Emma Hambly is a communications coordinator at the University of St. Michael’s College. She has a B.A. in English Literature and Classics from McGill University, and an M.A. in Literatures of Modernity from Ryerson University. In her spare time, she sews, makes collages, designs zines, writes comics, and looks for more hobbies.
A year of friendship at a distance
In September 2019, my best friend travelled almost 14,000 kilometres to New Zealand on a work/study visa. We kept in touch the best we could, video chatting each other at those rare moments when the 18-hour time difference worked for both of us. Once she called while she was halfway through a mountain hike and had to yell over the high winds.
In March 2020, she caught one of the last flights back to Canada before New Zealand went into full lockdown, so that she could be with her family as everyone sheltered out the surging pandemic. I never imagined that I’d be video calling her just as much when she lived only 20 minutes from me as I did when she was half a world away.

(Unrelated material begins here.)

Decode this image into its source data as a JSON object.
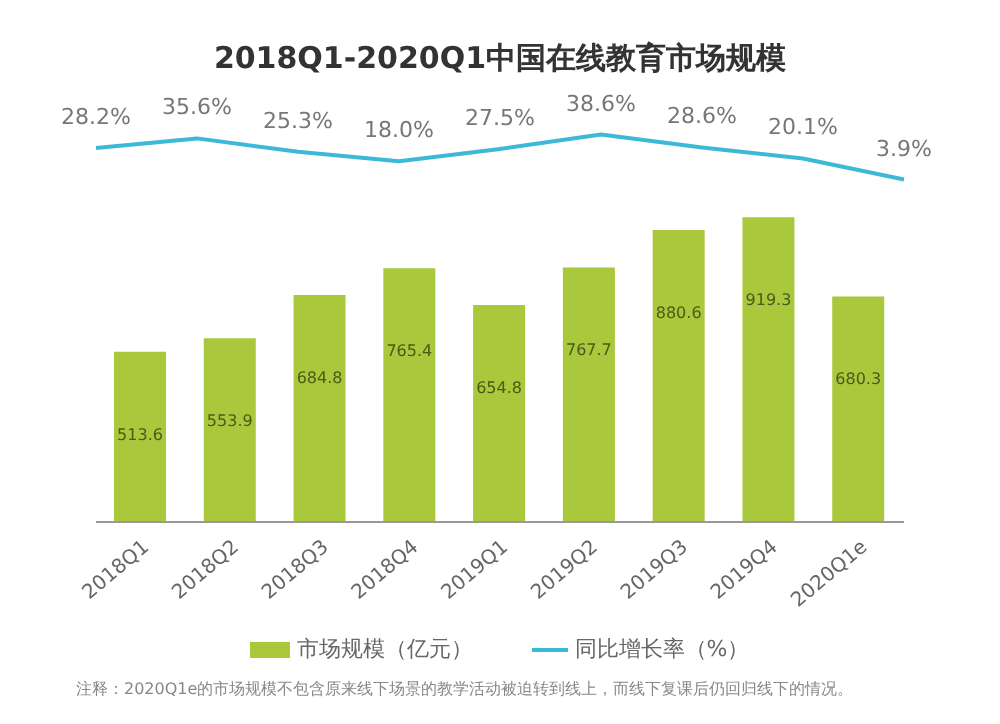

Somehow, suddenly, we’ve marked a full year since everything changed. A year since the World Health Organization classified COVID-19 as a pandemic. A little less than a year since we all realized the whole staying-at-home-thing wasn’t going to blow over in two weeks.
One of the many, many things that we’ve had to adapt to during this time is friendship at a distance. Figuring out how to stay in touch with anyone outside our quarantine bubbles has taken resourcefulness, perseverance, and so, so much patience. Thank goodness I have friends who are always willing to put in the effort.
It started with trivia. A month into the pandemic and tired already of group Zoom calls with nothing real to update one another on, my friends and I started creating and hosting trivia nights. They’re silly and fun and a great distraction, but also a surprising lens into my friends’ personalities. Our American expat got us all into Texan history, and who knew that her husband had an encyclopedic knowledge of world flags? My best friend asks questions about cooking and wonderfully evocative Yiddish words. A usually laid-back friend puts on a blazer and gives his best cheesy game show host impression whenever it’s his turn.
We keep coming up with creative ways to spend time with each other and push through the quarantine fatigue. Playing video games and board games online, synchronizing our watches or counting down so that we can watch movies at the same time, celebrating the strange creature that is the pandemic birthday.
A year of quarantine feels like a concrete signpost in what has otherwise been a shapeless span of time. I don’t need to tell you how much everyone has lost. And I know how lucky and privileged I am that my loved ones are still safe and healthy and employed.
But I hope it’s fair to say that I’m missing the little things, like going to the movies, making tea for my friends, staying up too late dancing, even being able to sit in companionable silence without having to say no, my screen isn’t frozen.
This feeling of wistfulness has made me want to focus on what I could make of quarantine, rather than on what I was lacking. It ended up leading to the best thing to come out of my personal experience with this year: pen pals.
I love writing and have always thought exchanging letters with someone, sounded wonderful. Why not try it now, with all this time at home? It turns out many people had the same idea.
I posted on a “seeking pen pals” message board and described myself and interests a little—hoping to find one or two people to connect with. Long story short, I received way more responses than I expected, and I now have more than 20 pen pals. I had to make a spreadsheet to keep track of them all.
So, for the past few months, I’ve been sending letters to places all over the world: a spread across Canada, six different American states, three cities in the UK, even two spots in New Zealand.
Alongside letters, I’ve received stationery, stickers, Polaroid photos, tea bags, and a hand-drawn comic. I get to see all the care and creativity people put into their letters, and there’s something heartwarming and personal about seeing someone else’s handwriting.
I’ve been learning what life is like for people in different countries—almost like travelling without travelling. A primary school teacher from Dublin sent me a list of Gaelic phrases and a handmade St. Brigid’s cross—a traditional Irish symbol of protection. A grad student in Singapore sent me a nengajou (Lunar New Year card)she painted herself, and wrote about eating mandarin oranges and pineapple tarts during the holiday.
Despite how far flung we are, there’s so much we have in common. I’ve connected with my pen pals over our shared love of reading, making art, playing Dungeons and Dragons, and watching bad movies. I get to learn how other people have been coping with the pandemic, and share in their joy when vaccine supplies get announced.
One day, when it’s safe to fly again, I’ll have friends in other countries I can meet for the first time.
It’s been a hard year. Something that keeps bringing me comfort is people proving, again and again, that they want to stay connected. That they want to keep friendships going, no matter the odd shapes they take these days.
As we look forward, tentatively, to warmer days and vaccines, I hope we can take pride in our bonds with other people, knowing how much harder we had to work for them.